Solubility Prediction for Small Molecules using ML and Cheminfo Fingerprints

This floe predicts the solubility of small, drug-like molecules in log μM. It runs a TensorFlow-based fully connected neural network regression model for prediction. It uses a convex box approach and TensorFlow-based probabilistic fully connected neural network for domain of application and error bar prediction. Both of these TensorFlow models have been trained on 2D fingerprints.

Finally, this floe uses LIME, a model agnostic system to explain the solubility of the molecule(s). The floe is cheap and quick, adding about 1.5 seconds for a property prediction of 10 molecules.

Outputs:

Failure Dataset: The molecule (a) is too large or too small, or (b) has an atom not encountered in the training set.

No Confidence Dataset: The molecule is deemed out of scope compared to the training set (details below). In this case, the model predictions are unreliable. The explainer image has a red background.

Success Dataset: The molecule falls (a) within scope and the explainer has a green background or (b) at the edge of scope and the explainer has a yellow background.
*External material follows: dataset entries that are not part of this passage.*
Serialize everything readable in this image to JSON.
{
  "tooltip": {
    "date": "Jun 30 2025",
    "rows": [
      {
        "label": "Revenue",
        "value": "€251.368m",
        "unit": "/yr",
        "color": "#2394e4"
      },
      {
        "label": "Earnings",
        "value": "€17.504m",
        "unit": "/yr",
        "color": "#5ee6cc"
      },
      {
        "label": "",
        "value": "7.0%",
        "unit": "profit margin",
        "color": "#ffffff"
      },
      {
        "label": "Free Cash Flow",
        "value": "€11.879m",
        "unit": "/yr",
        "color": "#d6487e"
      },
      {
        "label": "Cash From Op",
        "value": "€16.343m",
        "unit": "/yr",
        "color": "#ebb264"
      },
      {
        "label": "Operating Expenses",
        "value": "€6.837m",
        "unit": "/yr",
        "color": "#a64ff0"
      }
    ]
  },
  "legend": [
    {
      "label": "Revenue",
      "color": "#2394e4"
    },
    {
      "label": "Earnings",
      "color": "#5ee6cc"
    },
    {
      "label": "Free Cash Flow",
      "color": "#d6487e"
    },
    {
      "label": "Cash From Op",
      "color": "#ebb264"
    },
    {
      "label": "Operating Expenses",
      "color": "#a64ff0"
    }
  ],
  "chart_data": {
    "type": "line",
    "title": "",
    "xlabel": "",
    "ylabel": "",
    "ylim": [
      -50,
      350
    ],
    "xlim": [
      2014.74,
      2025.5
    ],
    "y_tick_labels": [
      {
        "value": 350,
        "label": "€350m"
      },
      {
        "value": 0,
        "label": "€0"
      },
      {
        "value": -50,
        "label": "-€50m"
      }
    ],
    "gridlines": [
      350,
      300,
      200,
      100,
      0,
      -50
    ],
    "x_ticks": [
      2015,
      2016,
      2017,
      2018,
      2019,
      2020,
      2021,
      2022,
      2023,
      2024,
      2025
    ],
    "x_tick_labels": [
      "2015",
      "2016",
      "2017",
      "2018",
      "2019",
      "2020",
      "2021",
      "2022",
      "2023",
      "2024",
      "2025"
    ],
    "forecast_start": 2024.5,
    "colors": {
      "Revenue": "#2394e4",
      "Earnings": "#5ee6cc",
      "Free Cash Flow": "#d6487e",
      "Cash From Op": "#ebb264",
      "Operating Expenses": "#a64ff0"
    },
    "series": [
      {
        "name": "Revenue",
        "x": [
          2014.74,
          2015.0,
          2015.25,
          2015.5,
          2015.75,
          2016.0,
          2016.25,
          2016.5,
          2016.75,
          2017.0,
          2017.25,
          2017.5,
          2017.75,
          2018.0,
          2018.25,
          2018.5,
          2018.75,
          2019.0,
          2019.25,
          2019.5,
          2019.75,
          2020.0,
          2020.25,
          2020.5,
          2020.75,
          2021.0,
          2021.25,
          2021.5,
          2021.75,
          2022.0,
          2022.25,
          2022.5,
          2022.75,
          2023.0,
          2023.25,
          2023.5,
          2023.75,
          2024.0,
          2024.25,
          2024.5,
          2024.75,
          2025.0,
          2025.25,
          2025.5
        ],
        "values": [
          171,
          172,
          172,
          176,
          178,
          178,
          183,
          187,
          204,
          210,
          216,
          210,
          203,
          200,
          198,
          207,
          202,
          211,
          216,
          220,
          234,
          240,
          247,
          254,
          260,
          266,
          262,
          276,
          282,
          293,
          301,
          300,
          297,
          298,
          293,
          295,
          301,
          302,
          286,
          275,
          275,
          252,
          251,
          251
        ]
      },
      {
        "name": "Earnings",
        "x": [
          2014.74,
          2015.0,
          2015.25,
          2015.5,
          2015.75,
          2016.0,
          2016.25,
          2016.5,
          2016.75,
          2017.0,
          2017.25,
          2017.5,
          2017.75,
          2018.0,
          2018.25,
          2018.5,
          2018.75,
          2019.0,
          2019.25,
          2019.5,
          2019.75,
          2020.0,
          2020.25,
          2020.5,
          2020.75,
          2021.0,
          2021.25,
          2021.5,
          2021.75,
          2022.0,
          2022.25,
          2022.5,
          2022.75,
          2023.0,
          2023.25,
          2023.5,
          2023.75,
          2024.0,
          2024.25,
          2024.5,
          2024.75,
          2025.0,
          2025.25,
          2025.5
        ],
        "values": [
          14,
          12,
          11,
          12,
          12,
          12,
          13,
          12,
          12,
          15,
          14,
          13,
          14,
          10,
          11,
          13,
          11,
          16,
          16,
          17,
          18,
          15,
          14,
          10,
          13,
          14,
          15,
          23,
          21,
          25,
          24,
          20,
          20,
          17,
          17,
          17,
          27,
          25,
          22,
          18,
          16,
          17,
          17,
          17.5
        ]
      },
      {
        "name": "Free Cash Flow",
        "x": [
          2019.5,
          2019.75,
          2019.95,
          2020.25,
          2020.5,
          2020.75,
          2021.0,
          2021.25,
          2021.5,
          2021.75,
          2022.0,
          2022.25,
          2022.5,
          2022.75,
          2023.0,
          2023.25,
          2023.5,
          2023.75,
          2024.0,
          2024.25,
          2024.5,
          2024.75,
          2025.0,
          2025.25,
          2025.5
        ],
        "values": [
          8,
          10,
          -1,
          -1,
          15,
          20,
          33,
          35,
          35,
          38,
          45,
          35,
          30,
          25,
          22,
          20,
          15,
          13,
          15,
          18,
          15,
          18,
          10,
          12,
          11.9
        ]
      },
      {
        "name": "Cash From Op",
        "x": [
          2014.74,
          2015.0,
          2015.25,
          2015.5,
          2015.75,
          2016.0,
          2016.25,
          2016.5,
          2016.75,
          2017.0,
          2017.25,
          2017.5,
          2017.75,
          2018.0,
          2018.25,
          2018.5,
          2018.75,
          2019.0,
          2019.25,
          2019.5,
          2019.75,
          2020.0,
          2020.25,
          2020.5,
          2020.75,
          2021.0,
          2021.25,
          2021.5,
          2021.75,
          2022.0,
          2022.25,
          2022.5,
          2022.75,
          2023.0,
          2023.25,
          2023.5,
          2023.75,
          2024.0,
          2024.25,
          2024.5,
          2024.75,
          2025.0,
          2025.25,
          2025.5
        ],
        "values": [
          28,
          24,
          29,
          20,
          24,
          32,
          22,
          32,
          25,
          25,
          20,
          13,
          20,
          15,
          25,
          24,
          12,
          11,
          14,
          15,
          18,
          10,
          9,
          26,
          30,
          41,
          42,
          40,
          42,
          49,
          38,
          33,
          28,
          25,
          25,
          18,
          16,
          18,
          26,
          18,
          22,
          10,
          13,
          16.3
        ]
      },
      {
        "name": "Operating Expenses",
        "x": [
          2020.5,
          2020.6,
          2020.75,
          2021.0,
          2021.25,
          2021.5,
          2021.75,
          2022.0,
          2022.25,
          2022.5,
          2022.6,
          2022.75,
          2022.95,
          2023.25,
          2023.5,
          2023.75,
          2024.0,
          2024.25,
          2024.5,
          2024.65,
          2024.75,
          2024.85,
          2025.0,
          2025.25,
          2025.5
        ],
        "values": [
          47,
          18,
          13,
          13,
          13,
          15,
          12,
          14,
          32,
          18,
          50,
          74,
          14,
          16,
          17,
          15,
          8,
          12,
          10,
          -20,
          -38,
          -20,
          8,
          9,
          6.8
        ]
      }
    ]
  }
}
Molecules outside the scope of the training set will be sent to the “No Confidence” port, as a prediction is unreliable. Specifically, the scope is defined as a range in molecular weight, atom count, polar surface area, and calculated logP from the training set molecules. These ranges are reported in the Floe Report.

Inputs
Name	Description	Type
Input Small Molecule(s) Dataset to Predict Property of	The dataset(s) to read records from.	Molecule Dataset

Explanation and Validation
Name	Description	Type
Molecule Explainer Type	Select explainer visualization. Atom: annotate atoms only Fragment: annotate fragments only Combined: annotate both	List
Property Validation Field	If the dataset has a baseline, the floe reports a comparison between predictions in the Floe Report.	Float

Outputs
Name	Description	Type
Output Solubility	Output dataset to write to.	Dataset
No-confidence Solubility	Output dataset to write to.	Dataset
Failed Dataset Name	Output dataset to write to.	Dataset

Training Data Details

The solubility predictor has been trained on the ChEMBL 30 dataset released in 2022. It is an opaque solubility database. More information can be found on the ChEMBL blog.